Complete step by step answer:
As we know that aldehydes act as a reducing agent. They reduce Fehling's solution, Tollen’s reagent and Schiff’s reagent while ketones don’t.
Fehling’s Test:
Fehling’s solution appears in the form of two different solutions as Fehling A and Fehling B. Fehling A contains copper sulphate and it is a blue colored solution while Fehling B is a colorless liquid containing potassium sodium tartrate. These two solutions are consequently combined in equivalent amounts to produce the deep color Fehling’s solution.
Aldehydes such as acetaldehyde give reddish brown precipitate while ketones don’t.
$
C{H_3}CHO + 2C{u^{2 + }} + 5O{H^ - }\xrightarrow{\Delta }C{H_3}CO{O^ - } + C{u_2}O \downarrow + 3{H_2}O \\
\\
$
$C{H_3}COC{H_3} + 2C{u^{2 + }} + 5O{H^ - }\xrightarrow{\Delta }no\,reaction$
Tollen’s reagent test:
This reagent is used in the identification of an Aldehyde functional group or a functional alpha hydroxy Ketone group in a given material. Silver nitrate and ammonia are named as Tollens reagents. This test makes use of the Tollen’s reagent contains ${\left[ {Ag{{\left( {N{H_3}} \right)}_2}} \right]^ + }$ complex which is easily prepared by combining the ammonia and silver nitrate. If an Aldehyde is heated with the reagent the silver metal gets reduced and forms a coat of metallic silver while ketones don’t.
From these two tests we can easily differentiate the acetaldehyde and acetone.
$
C{H_3}CHO + 2{\left[ {Ag{{\left( {N{H_3}} \right)}_2}} \right]^ + } + 3O{H^ - }\xrightarrow{\Delta }C{H_3}CO{O^ - } + 2Ag \downarrow + 2{H_2}O + 4N{H_3} \\
\\
$
$C{H_3}COC{H_3} + 2{\left[ {Ag{{\left( {N{H_3}} \right)}_2}} \right]^ + } + 3O{H^ - }\xrightarrow{\Delta }no\,reaction$
Note: We also remember that the Brady’s reagent is used for the qualitative identification of Ketone or Aldehyde functional group carbonyl functionality. Aldehydes and ketones react to yellow, orange, or reddish-orange precipitates while alcohols do not react. This is a successful method for checking for the existence of a drug or representing its absence.
Note:
Note: We also remember that the Brady’s reagent is used for the qualitative identification of Ketone or Aldehyde functional group carbonyl functionality.
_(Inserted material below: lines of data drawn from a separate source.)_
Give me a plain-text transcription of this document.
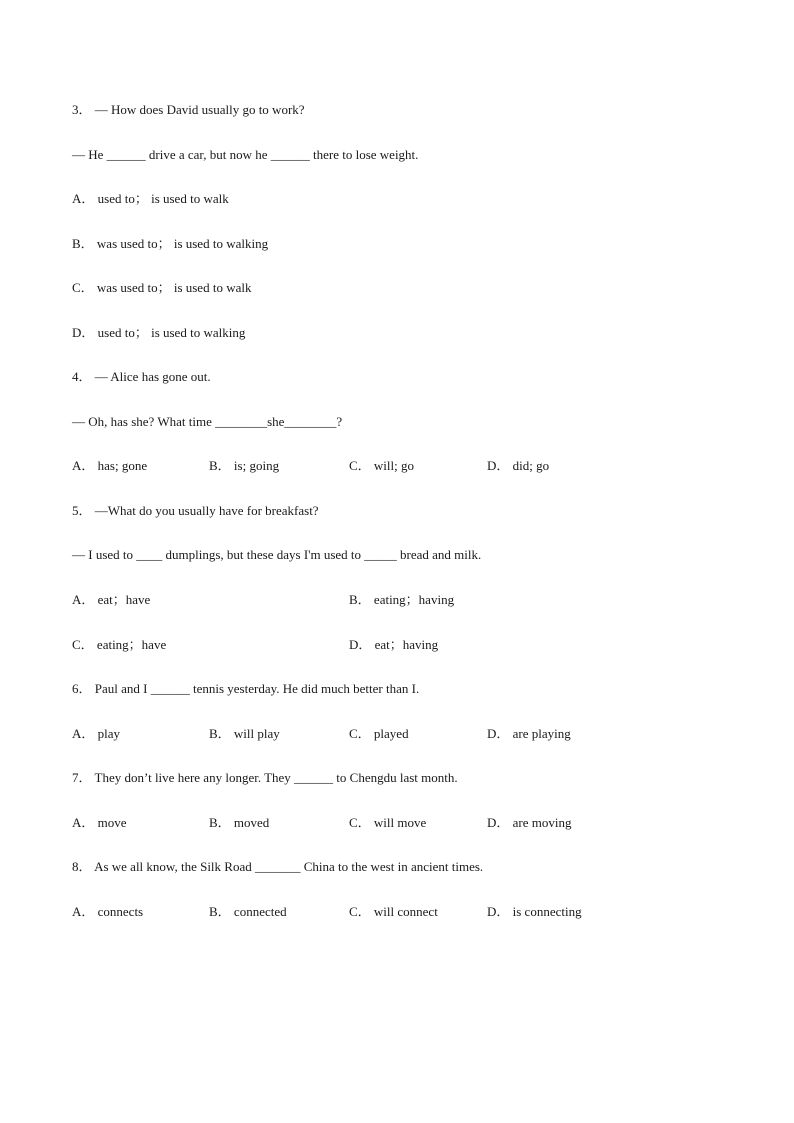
3． — How does David usually go to work?
— He ______ drive a car, but now he ______ there to lose weight.
A． used to； is used to walk
B． was used to； is used to walking
C． was used to； is used to walk
D． used to； is used to walking
4． — Alice has gone out.
— Oh, has she? What time ________she________?
A． has; gone	B． is; going	C． will; go	D． did; go
5． —What do you usually have for breakfast?
— I used to ____ dumplings, but these days I'm used to _____ bread and milk.
A． eat；have	B． eating；having
C． eating；have	D． eat；having
6． Paul and I ______ tennis yesterday. He did much better than I.
A． play	B． will play	C． played	D． are playing
7． They don’t live here any longer. They ______ to Chengdu last month.
A． move	B． moved	C． will move	D． are moving
8． As we all know, the Silk Road _______ China to the west in ancient times.
A． connects	B． connected	C． will connect	D． is connecting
Aldehydes and ketones react to yellow, orange, or reddish-orange precipitates while alcohols do not react. This is a successful method for checking for the existence of a drug or representing its absence.
Complete step by step answer:
As we know that aldehydes act as a reducing agent. They reduce Fehling's solution, Tollen’s reagent and Schiff’s reagent while ketones don’t.
Fehling’s Test:
Fehling’s solution appears in the form of two different solutions as Fehling A and Fehling B. Fehling A contains copper sulphate and it is a blue colored solution while Fehling B is a colorless liquid containing potassium sodium tartrate. These two solutions are consequently combined in equivalent amounts to produce the deep color Fehling’s solution.
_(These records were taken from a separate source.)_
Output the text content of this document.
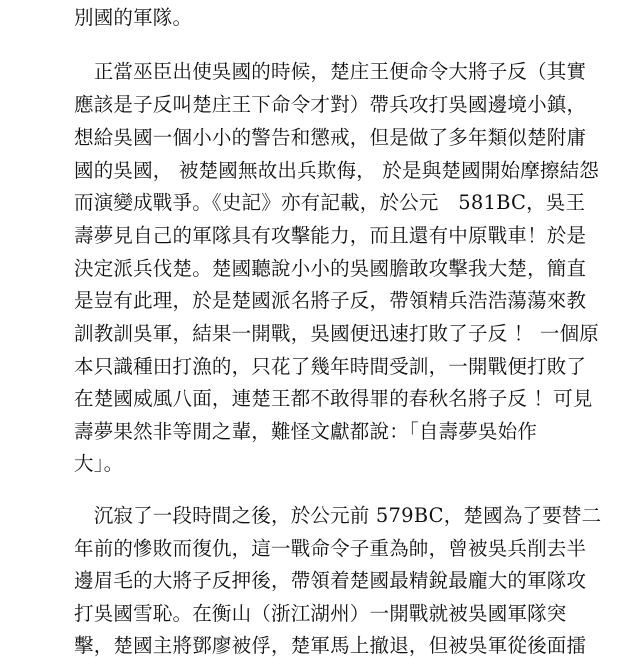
別國的軍隊。
　正當巫臣出使吳國的時候，楚庄王便命令大將子反（其實
應該是子反叫楚庄王下命令才對）帶兵攻打吳國邊境小鎮，
想給吳國一個小小的警告和懲戒，但是做了多年類似楚附庸
國的吳國， 被楚國無故出兵欺侮， 於是與楚國開始摩擦結怨
而演變成戰爭。《史記》亦有記載，於公元　581BC，吳王
壽夢見自己的軍隊具有攻擊能力，而且還有中原戰車！於是
決定派兵伐楚。楚國聽說小小的吳國膽敢攻擊我大楚，簡直
是豈有此理，於是楚國派名將子反，帶領精兵浩浩蕩蕩來教
訓教訓吳軍，結果一開戰，吳國便迅速打敗了子反 ！ 一個原
本只識種田打漁的，只花了幾年時間受訓，一開戰便打敗了
在楚國威風八面，連楚王都不敢得罪的春秋名將子反 ！可見
壽夢果然非等閒之輩，難怪文獻都說：「自壽夢吳始作
大」。
　沉寂了一段時間之後，於公元前 579BC，楚國為了要替二
年前的慘敗而復仇，這一戰命令子重為帥，曾被吳兵削去半
邊眉毛的大將子反押後，帶領着楚國最精銳最龐大的軍隊攻
打吳國雪恥。在衡山（浙江湖州）一開戰就被吳國軍隊突
擊，楚國主將鄧廖被俘，楚軍馬上撤退，但被吳軍從後面擂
Aldehydes such as acetaldehyde give reddish brown precipitate while ketones don’t.
$
C{H_3}CHO + 2C{u^{2 + }} + 5O{H^ - }\xrightarrow{\Delta }C{H_3}CO{O^ - } + C{u_2}O \downarrow + 3{H_2}O \\
\\
$
$C{H_3}COC{H_3} + 2C{u^{2 + }} + 5O{H^ - }\xrightarrow{\Delta }no\,reaction$
Tollen’s reagent test:
This reagent is used in the identification of an Aldehyde functional group or a functional alpha hydroxy Ketone group in a given material. Silver nitrate and ammonia are named as Tollens reagents. This test makes use of the Tollen’s reagent contains ${\left[ {Ag{{\left( {N{H_3}} \right)}_2}} \right]^ + }$ complex which is easily prepared by combining the ammonia and silver nitrate. If an Aldehyde is heated with the reagent the silver metal gets reduced and forms a coat of metallic silver while ketones don’t.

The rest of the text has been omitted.